Today we put up the tree in the house. Putting the tree up in our home is a walk through time of sorts. When the kids were little we used to get ornaments that represented whatever they were into that year. Thus we have an assortment of Hannay Montana, Winnie the Pooh, Clifford, Barbie, Hello Kitty and various other cartoon characters and toys.
Even though the girls laugh at the red Teletubby, Po, as we hang her on the tree. I refuse to not put her up there. She means something about the family. That stupid red Teletubby convinced us to drop a buttload of money on toys and merchandise back in 1999. It's going on the tree!.

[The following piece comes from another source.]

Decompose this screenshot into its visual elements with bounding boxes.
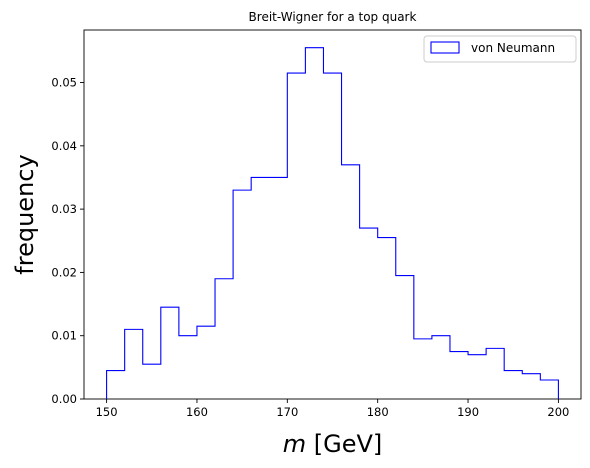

The photo I share today is even older than that Teletubby ornament. This little soldier ornament made out of a clothespin and a ball of cotton was made in the fall of around 1973 or 74. I remember my mom sitting at our dining room table with the floral print chairs, painstakingly painting these clothespins to look like little soldiers. She made dozens of them. Gluing the pieces together with craft glue in the days before hot glue. They were all over our tree for many years. Their numbers diminished year after year as they fell apart or were lost. But a few still remain. I grabbed one of them off my mom's tree a few years ago and brought it home with me to grace our tree. It's a small fragment of my childhood. It's a reminder of the passage of time and the carrying on of Christmas traditions. I wonder which of the ornaments I cover our tree with year after year will survive and make it onto the trees of my children and grandchildren. I wonder if they'll tell the story of the red Teletubby ornament to others many years from now.
I hope so. Twenty-eight down, 337 to go.